Polak M J, Kennedy L A, Drummond W H
Department of Pediatrics, West Virginia University School of Medicine, Morgantown 26506.
Life Sci. 1992;51(17):1317-23. doi: 10.1016/0024-3205(92)90630-8.
Using an isolated, perfused rat lung model, we examined the hypoxic pulmonary vasoconstriction (HPV). We studied the alterations in HPV induced by the selective DA1 receptor agonist, fenoldopam, the selective DA1 antagonist, SCH 23390, as well as a combination of these agents.

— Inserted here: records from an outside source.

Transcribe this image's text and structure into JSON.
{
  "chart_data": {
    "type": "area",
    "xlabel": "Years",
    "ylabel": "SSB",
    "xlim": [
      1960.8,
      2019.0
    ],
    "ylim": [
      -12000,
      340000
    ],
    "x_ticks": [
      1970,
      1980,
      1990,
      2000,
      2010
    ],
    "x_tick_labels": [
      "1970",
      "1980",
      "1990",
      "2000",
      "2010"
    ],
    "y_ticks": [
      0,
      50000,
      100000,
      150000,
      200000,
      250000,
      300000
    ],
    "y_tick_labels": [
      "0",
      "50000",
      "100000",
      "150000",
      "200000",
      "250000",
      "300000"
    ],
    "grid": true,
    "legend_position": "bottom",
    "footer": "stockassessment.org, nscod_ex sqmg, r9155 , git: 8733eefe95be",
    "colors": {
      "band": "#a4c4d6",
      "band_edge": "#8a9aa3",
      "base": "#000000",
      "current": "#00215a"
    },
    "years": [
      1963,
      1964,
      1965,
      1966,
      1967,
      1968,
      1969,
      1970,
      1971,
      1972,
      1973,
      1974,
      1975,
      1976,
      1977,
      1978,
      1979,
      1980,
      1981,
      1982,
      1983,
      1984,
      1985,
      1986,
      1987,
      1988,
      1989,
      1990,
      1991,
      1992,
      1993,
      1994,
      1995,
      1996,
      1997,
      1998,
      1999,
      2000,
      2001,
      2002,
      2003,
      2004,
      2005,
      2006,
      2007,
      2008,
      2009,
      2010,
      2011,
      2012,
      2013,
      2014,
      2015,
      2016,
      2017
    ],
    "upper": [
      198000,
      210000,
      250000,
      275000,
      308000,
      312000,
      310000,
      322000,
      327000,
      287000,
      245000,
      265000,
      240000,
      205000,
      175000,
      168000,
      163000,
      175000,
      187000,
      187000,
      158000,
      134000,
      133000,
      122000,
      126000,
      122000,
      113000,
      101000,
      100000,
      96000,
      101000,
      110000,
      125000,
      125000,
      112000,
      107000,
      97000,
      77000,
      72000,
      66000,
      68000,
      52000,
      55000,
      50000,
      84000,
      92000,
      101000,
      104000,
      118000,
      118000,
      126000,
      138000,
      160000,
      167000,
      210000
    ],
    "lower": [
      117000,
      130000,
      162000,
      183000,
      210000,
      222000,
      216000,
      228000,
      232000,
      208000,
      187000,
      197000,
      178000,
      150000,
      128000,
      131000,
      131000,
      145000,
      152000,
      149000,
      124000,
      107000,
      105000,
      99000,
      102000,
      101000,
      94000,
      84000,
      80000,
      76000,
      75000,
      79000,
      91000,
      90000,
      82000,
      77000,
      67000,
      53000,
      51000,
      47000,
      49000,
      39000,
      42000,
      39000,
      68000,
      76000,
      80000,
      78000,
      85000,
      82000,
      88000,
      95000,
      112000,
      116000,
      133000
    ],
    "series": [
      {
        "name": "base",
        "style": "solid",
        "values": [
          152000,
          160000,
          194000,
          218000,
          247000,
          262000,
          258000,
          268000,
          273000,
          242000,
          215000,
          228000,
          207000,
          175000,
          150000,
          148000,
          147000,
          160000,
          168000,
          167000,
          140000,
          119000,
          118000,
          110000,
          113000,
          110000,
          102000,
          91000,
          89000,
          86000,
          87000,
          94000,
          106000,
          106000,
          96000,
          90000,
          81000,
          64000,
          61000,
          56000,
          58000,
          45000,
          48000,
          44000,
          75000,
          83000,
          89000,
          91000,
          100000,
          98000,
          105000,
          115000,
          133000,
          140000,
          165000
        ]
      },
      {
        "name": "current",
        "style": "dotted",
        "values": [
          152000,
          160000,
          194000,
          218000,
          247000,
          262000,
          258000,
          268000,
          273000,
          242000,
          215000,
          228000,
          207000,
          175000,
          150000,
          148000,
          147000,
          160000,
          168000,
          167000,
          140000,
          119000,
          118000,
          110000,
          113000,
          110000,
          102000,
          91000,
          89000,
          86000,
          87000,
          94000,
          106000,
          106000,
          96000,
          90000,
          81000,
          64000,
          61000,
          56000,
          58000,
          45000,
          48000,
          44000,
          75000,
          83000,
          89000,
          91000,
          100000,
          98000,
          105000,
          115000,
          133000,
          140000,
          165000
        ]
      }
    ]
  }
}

Fenoldopam significantly attenuated HPV. SCH 23390 had no effect on HPV, but was ableto block the effect of fenoldopam. These data confirm the presence of vasodilatory DA1 receptors in the pulmonary vascular bed. The data further suggest that ongoing DA1 activity may be important in counterbalancing some pathologic pulmonary hypertensive states.
利用离体灌注大鼠肺模型,我们研究了缺氧性肺血管收缩(HPV)。我们研究了选择性DA1受体激动剂非诺多泮、选择性DA1拮抗剂SCH 23390以及这些药物联合使用对HPV的影响。非诺多泮显著减弱了HPV。SCH 23390对HPV无影响,但能够阻断非诺多泮的作用。这些数据证实了肺血管床中存在血管舒张性DA1受体。数据进一步表明,持续的DA1活性可能在对抗某些病理性肺动脉高压状态中起重要作用。